Configuration Parameter Details

  1. strategy_name: Set to vllm to use the vLLM inference backend

  2. strategy_config: vLLM-specific configuration parameters. For more vLLM optimization configurations, please refer to the vLLM official documentation. The strategy_config is passed through directly.

    • gpu_memory_utilization: GPU memory utilization ratio for the model executor
      • For example, 0.8 means using 80% of GPU memory
      • Adjust this value according to model size and hardware configuration
    • block_size: Token block size for contiguous chunks of tokens
      • Affects vLLM's internal memory management efficiency
      • Usually set to 16 or 32
    • max_model_len: Model context length
      • If not specified, it will be automatically derived from the model configuration
      • Ensure it does not exceed hardware limitations
    • load_format: Format for loading model weights
      • Since the model will be "updated" at the beginning, this value can be set to dummy
    • sleep_level: Sleep level when sleeping the model
      • 1 (default): Only destroys KV cache, retains model weights
      • 2: Destroys both model weights and KV cache after generation, thus saving memory
  3. device_mapping: Specify the list of GPU device IDs to use

  4. infer_batch_size: Batch size during inference

Integration with Other Components

In the configuration example, we can see:

  1. actor_infer uses vLLM as the inference backend
  2. actor_train uses Megatron for training
  3. reference uses Megatron for inference
  4. Reward models use different inference backends (such as hf_infer)
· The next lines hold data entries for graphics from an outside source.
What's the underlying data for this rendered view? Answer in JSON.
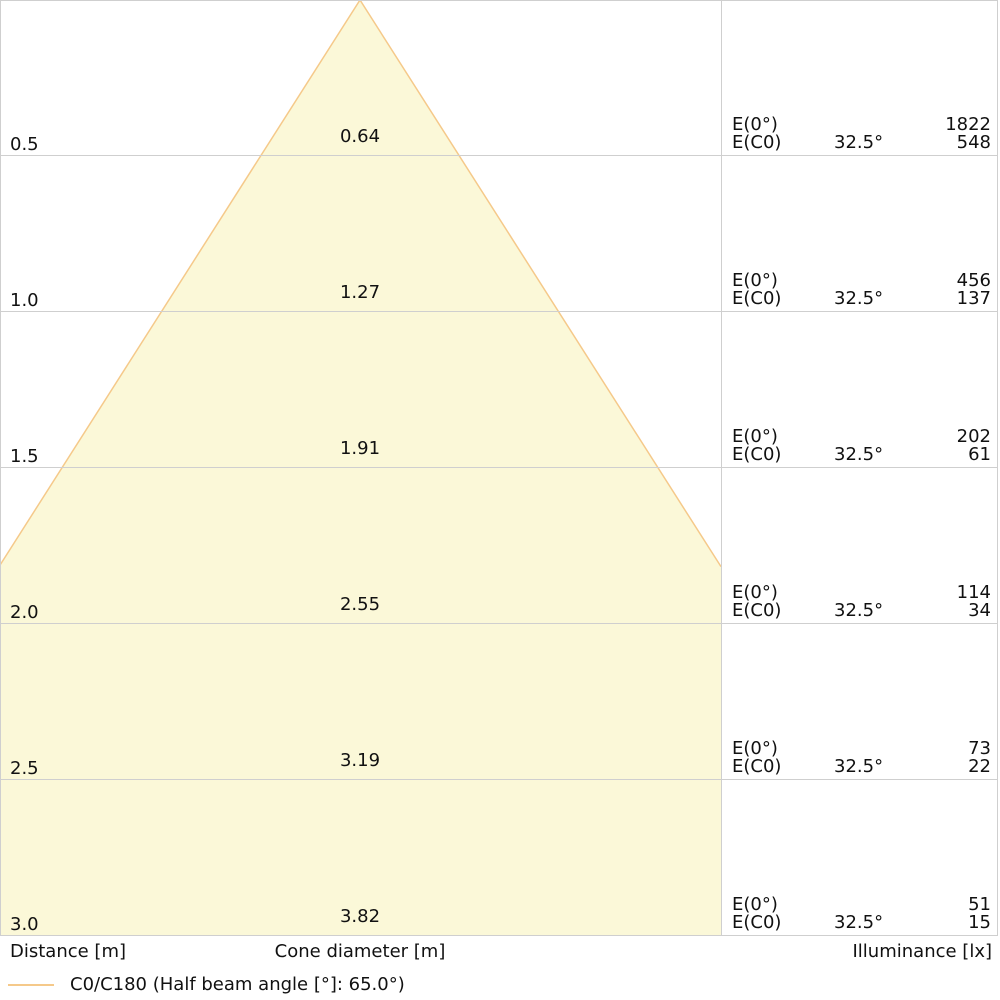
{
  "colors": {
    "cone_fill": "#fbf8d8",
    "cone_stroke": "#f5c98a",
    "grid": "#cfcfcf",
    "text": "#111111"
  },
  "labels": {
    "distance": "Distance [m]",
    "cone": "Cone diameter [m]",
    "illuminance": "Illuminance [lx]",
    "legend": "C0/C180 (Half beam angle [°]: 65.0°)"
  },
  "chart_data": {
    "type": "table",
    "half_beam_angle_deg": 65.0,
    "distance_range_m": [
      0,
      3.0
    ],
    "rows": [
      {
        "distance": "0.5",
        "cone": "0.64",
        "e0_label": "E(0°)",
        "ec0_label": "E(C0)",
        "angle": "32.5°",
        "e0": "1822",
        "ec0": "548"
      },
      {
        "distance": "1.0",
        "cone": "1.27",
        "e0_label": "E(0°)",
        "ec0_label": "E(C0)",
        "angle": "32.5°",
        "e0": "456",
        "ec0": "137"
      },
      {
        "distance": "1.5",
        "cone": "1.91",
        "e0_label": "E(0°)",
        "ec0_label": "E(C0)",
        "angle": "32.5°",
        "e0": "202",
        "ec0": "61"
      },
      {
        "distance": "2.0",
        "cone": "2.55",
        "e0_label": "E(0°)",
        "ec0_label": "E(C0)",
        "angle": "32.5°",
        "e0": "114",
        "ec0": "34"
      },
      {
        "distance": "2.5",
        "cone": "3.19",
        "e0_label": "E(0°)",
        "ec0_label": "E(C0)",
        "angle": "32.5°",
        "e0": "73",
        "ec0": "22"
      },
      {
        "distance": "3.0",
        "cone": "3.82",
        "e0_label": "E(0°)",
        "ec0_label": "E(C0)",
        "angle": "32.5°",
        "e0": "51",
        "ec0": "15"
      }
    ]
  }
}
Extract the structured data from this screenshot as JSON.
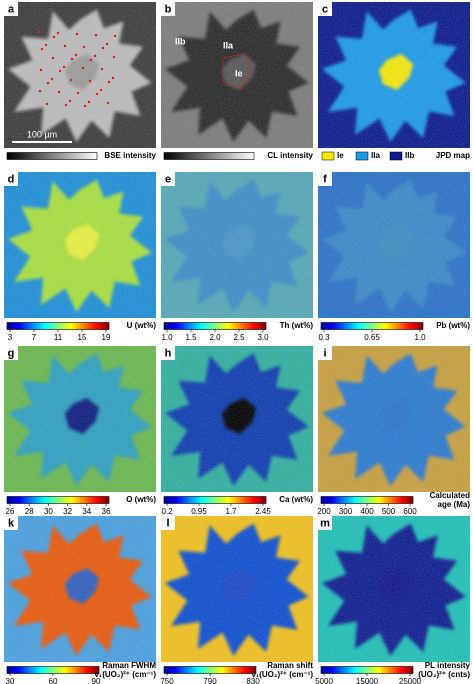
{
  "panels": [
    {
      "letter": "a",
      "caption": [
        "BSE intensity"
      ],
      "colormap": "gray",
      "scale_bar": "100 µm",
      "image": {
        "bg": "#3c3c3c",
        "blob": "#bcbcbc",
        "core": "#9c9c9c"
      }
    },
    {
      "letter": "b",
      "caption": [
        "CL intensity"
      ],
      "colormap": "gray",
      "labels": [
        "IIb",
        "IIa",
        "Ie"
      ],
      "image": {
        "bg": "#7c7c7c",
        "blob": "#2c2c2c",
        "core": "#565656"
      }
    },
    {
      "letter": "c",
      "caption": [
        "JPD map"
      ],
      "legend": [
        {
          "name": "Ie",
          "color": "#f5e80a"
        },
        {
          "name": "IIa",
          "color": "#1e9be8"
        },
        {
          "name": "IIb",
          "color": "#0a1a8a"
        }
      ],
      "image": {
        "bg": "#0a1a8a",
        "blob": "#1e9be8",
        "core": "#f5e80a"
      }
    },
    {
      "letter": "d",
      "caption": [
        "U (wt%)"
      ],
      "colormap": "jet",
      "ticks": [
        "3",
        "7",
        "11",
        "15",
        "19"
      ],
      "image": {
        "bg": "#1e8fd8",
        "blob": "#a8e040",
        "core": "#e8f040"
      }
    },
    {
      "letter": "e",
      "caption": [
        "Th (wt%)"
      ],
      "colormap": "jet",
      "ticks": [
        "1.0",
        "1.5",
        "2.0",
        "2.5",
        "3.0"
      ],
      "image": {
        "bg": "#55a8b8",
        "blob": "#3c8ec8",
        "core": "#4a96c8"
      }
    },
    {
      "letter": "f",
      "caption": [
        "Pb (wt%)"
      ],
      "colormap": "jet",
      "ticks": [
        "0.3",
        "0.65",
        "1.0"
      ],
      "image": {
        "bg": "#2a72c8",
        "blob": "#3a8ac8",
        "core": "#3c8ec4"
      }
    },
    {
      "letter": "g",
      "caption": [
        "O (wt%)"
      ],
      "colormap": "jet",
      "ticks": [
        "26",
        "28",
        "30",
        "32",
        "34",
        "36"
      ],
      "image": {
        "bg": "#6ab850",
        "blob": "#2ea0c0",
        "core": "#101a80"
      }
    },
    {
      "letter": "h",
      "caption": [
        "Ca (wt%)"
      ],
      "colormap": "jet",
      "ticks": [
        "0.2",
        "0.95",
        "1.7",
        "2.45"
      ],
      "image": {
        "bg": "#30b0a0",
        "blob": "#0a3ab0",
        "core": "#000000"
      }
    },
    {
      "letter": "i",
      "caption": [
        "Calculated",
        "age (Ma)"
      ],
      "colormap": "jet",
      "ticks": [
        "200",
        "300",
        "400",
        "500",
        "600"
      ],
      "image": {
        "bg": "#c8a040",
        "blob": "#2a7ad0",
        "core": "#2a76cc"
      }
    },
    {
      "letter": "k",
      "caption": [
        "Raman FWHM",
        "ν₁(UO₂)²⁺ (cm⁻¹)"
      ],
      "colormap": "jet",
      "ticks": [
        "30",
        "60",
        "90"
      ],
      "image": {
        "bg": "#4aa0e0",
        "blob": "#e85a10",
        "core": "#3060c0"
      }
    },
    {
      "letter": "l",
      "caption": [
        "Raman shift",
        "ν₁(UO₂)²⁺ (cm⁻¹)"
      ],
      "colormap": "jet",
      "ticks": [
        "750",
        "790",
        "830"
      ],
      "image": {
        "bg": "#f0c020",
        "blob": "#1050d0",
        "core": "#1a48c8"
      }
    },
    {
      "letter": "m",
      "caption": [
        "PL intensity",
        "(UO₂)²⁺ (cnts)"
      ],
      "colormap": "jet",
      "ticks": [
        "5000",
        "15000",
        "25000"
      ],
      "image": {
        "bg": "#20c0b8",
        "blob": "#0a1a90",
        "core": "#0a1488"
      }
    }
  ]
}
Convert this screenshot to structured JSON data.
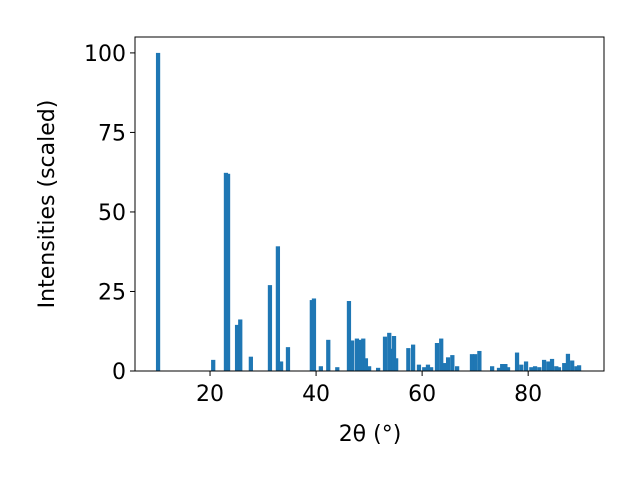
{
  "chart_data": {
    "type": "bar",
    "xlabel": "2θ (°)",
    "ylabel": "Intensities (scaled)",
    "x": [
      10.2,
      20.6,
      23.0,
      23.4,
      25.1,
      25.7,
      27.7,
      31.3,
      32.8,
      33.4,
      34.7,
      39.2,
      39.6,
      40.9,
      42.3,
      44.0,
      46.2,
      46.8,
      47.7,
      48.3,
      48.9,
      49.4,
      50.0,
      51.7,
      53.0,
      53.8,
      54.2,
      54.7,
      55.1,
      57.4,
      58.3,
      59.4,
      60.4,
      61.1,
      61.7,
      62.8,
      63.6,
      64.2,
      64.9,
      65.7,
      66.6,
      69.4,
      70.0,
      70.8,
      73.2,
      74.5,
      75.1,
      75.7,
      76.2,
      77.9,
      78.7,
      79.6,
      80.6,
      81.3,
      82.1,
      83.0,
      83.8,
      84.5,
      85.3,
      85.8,
      86.8,
      87.5,
      88.3,
      89.1,
      89.6
    ],
    "values": [
      100,
      3.5,
      62.3,
      62,
      14.5,
      16.2,
      4.5,
      27,
      39.2,
      3,
      7.5,
      22.3,
      22.8,
      1.5,
      9.8,
      1.2,
      22,
      9.6,
      10.2,
      9.8,
      10.2,
      4,
      1.5,
      1,
      10.8,
      12,
      7,
      11,
      4,
      7.2,
      8.3,
      2,
      1.2,
      2,
      1.2,
      8.8,
      10.2,
      2.5,
      4.3,
      5,
      1.5,
      5.3,
      5.3,
      6.3,
      1.5,
      1,
      2.2,
      2.2,
      1.2,
      5.8,
      2,
      3,
      1.2,
      1.5,
      1.2,
      3.5,
      3,
      3.8,
      1.5,
      1.2,
      2.5,
      5.4,
      3.3,
      1.5,
      1.8
    ],
    "color": "#1f77b4",
    "xlim": [
      5.85,
      94.3
    ],
    "xticks": [
      20,
      40,
      60,
      80
    ],
    "ylim": [
      0,
      105
    ],
    "yticks": [
      0,
      25,
      50,
      75,
      100
    ]
  }
}
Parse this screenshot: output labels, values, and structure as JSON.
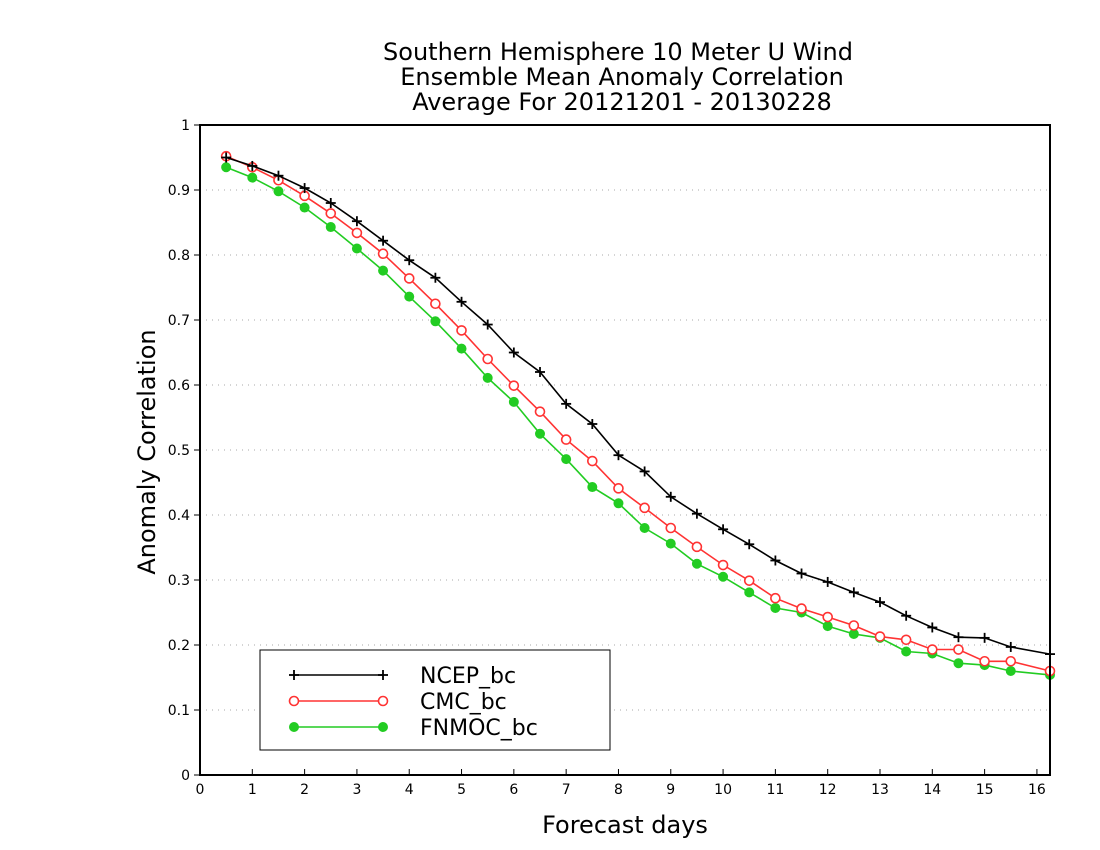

This design allows different components to choose the most suitable inference engine according to their needs.

Performance Optimization Recommendations

  1. Memory Management:

    • Properly set the gpu_memory_utilization parameter to balance performance and memory usage
    • Monitor GPU memory usage to avoid memory overflow
  2. Batch Processing Optimization:

    • Adjust infer_batch_size according to model size and hardware capabilities
    • Consider the impact of sequence length on batch size
  3. Context Length:

    • Properly set max_model_len to match task requirements
    • Avoid setting excessively large context lengths that could cause memory insufficiency

Notes

  1. vLLM requires specific versions of dependency libraries, please ensure compatible versions are installed
  2. In resource-constrained environments, carefully balance resource allocation among different components
  3. Integration of vLLM with training frameworks like Megatron may require additional configuration

By properly configuring the vLLM inference backend, you can fully leverage the performance advantages of the ROLL framework in large-scale language model inference.